About an hour and a half after leaving Prague, Stilec turned off the highway onto a narrow, apple tree-lined winding road, stopping at the first building before the lane curved into Kaliste. The building looked like a 19th century inn; a bronze plaque with a relief bust of Gustav Mahler dominated its roadside wall.

We were ushered first into a restaurant/gasthaus room that had been restored to its original style and had a smallish bar that made me think of American Westerns. Back in the 1850s, Mahler's father Bernard presided at the original version of this bar and room as its innkeeper.

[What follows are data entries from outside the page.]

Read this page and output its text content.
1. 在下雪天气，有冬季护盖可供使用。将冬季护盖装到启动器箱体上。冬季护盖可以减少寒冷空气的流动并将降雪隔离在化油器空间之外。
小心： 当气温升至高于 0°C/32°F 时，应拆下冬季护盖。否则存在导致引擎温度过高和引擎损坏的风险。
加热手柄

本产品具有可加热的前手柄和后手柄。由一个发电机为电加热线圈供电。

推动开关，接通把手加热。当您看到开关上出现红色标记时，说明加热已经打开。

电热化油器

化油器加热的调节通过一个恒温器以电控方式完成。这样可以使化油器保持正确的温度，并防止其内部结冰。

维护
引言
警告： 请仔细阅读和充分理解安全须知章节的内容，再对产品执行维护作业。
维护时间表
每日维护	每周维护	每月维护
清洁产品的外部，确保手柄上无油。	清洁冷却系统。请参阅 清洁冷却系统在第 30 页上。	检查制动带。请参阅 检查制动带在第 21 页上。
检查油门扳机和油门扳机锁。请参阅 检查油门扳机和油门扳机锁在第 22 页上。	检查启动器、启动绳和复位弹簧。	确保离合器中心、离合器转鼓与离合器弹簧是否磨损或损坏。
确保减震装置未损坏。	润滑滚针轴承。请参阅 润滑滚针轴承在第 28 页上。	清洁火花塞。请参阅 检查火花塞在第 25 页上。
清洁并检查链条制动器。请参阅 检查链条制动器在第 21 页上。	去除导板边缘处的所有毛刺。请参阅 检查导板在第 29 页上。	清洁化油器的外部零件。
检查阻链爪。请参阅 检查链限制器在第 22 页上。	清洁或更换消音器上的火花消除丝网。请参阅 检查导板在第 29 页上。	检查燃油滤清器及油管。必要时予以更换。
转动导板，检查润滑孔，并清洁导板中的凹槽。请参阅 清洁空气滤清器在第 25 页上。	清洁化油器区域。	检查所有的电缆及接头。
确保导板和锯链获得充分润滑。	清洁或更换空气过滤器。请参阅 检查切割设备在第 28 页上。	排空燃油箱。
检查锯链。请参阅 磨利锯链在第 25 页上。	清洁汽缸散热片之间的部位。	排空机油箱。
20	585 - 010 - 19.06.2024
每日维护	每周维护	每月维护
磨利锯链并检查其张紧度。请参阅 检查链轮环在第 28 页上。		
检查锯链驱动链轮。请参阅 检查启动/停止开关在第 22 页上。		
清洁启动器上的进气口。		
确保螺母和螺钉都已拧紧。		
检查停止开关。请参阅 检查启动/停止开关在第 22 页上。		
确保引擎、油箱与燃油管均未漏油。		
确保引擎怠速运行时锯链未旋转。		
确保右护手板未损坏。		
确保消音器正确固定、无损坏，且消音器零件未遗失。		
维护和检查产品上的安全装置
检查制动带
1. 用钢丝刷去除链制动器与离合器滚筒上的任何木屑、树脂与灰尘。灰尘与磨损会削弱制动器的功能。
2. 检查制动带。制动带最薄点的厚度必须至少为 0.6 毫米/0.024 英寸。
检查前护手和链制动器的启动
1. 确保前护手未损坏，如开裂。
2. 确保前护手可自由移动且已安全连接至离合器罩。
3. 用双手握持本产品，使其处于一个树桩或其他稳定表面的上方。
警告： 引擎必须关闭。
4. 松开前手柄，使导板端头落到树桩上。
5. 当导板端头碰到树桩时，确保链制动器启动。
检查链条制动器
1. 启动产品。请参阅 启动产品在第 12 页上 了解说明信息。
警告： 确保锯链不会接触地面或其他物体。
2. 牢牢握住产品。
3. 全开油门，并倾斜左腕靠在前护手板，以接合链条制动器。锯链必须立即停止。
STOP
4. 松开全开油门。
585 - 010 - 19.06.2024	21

The next room was huge. Mahler pictures and memorabilia hung on three walls; the fourth was dominated by a stage on which stood a splendid Bechstein concert grand piano.

Upstairs were student rooms with beds, modern plumbing and furniture. Several other larger rooms overlooked the beginnings of a garden and a gazebo-like stage area. "We wanted this place to be not just a museum filled with memorabilia of times past, but a new, vital place for students and scholars to study and perform music," Stilec explained. "Our restoration is planned for music festivals, concerts, study, lectures, and special events. Audiences, visitors and performers will be able to stay, work and eat here."

The idea for the center began in the 1990s when a group raising funds for the restoration of Beethoven's Bonn, Germany, birthplace held a benefit concert in the Czech Republic. While Stilec supported the effort, he wondered why the Czechs should not be doing the same thing for Mahler, one of their own native sons.

His idea caught on. Among the donors to the Mahler project were Opel, the Gilbert Kaplan Foundation, the Britten (Benjamin) Estate Limited, Panasonic/Technics, Thomas Hampson, Stan Ruttenberg, Luciano Berio, Zubin Mehta, Henry-Louis de La Grange, Donald Mitchell, Maxim Shostakovich, Marina Mahler (Mahler's granddaughter), Jiri Belohlavek (conductor of the Czech Philharmonic) and Valclav Havel, former president of the Czech Republic.

Stilec also is involved in the restoration of the Gustav Mahler Hotel and Restaurant in Jihlava, where Mahler's father moved the family after Gustav's birth. Built in medieval times, the building more recently has served as an army barracks. Today its restored chapel and three large rooms provide performance venues and exhibition space for Jihlava's annual Fall Music Festival.

Monsieur La Grange, Mahler's definitive biographer, wrote, "When Mahler was born in Kaliste ... no one could have predicted that he would one day become one of the most famous composers on our planet ... Although Mahler's works are widely considered as belonging to the German tradition, they owe much to the inexhaustible wealth of music of various origins that he heard in his youth in Jihlava (and Kaliste). As an artist and composer, he became a citizen of the world, yet he never forgot the land of his birth to whose music he was deeply devoted."

And, after my recent visit to Kaliste and Jihlava, nor shall I.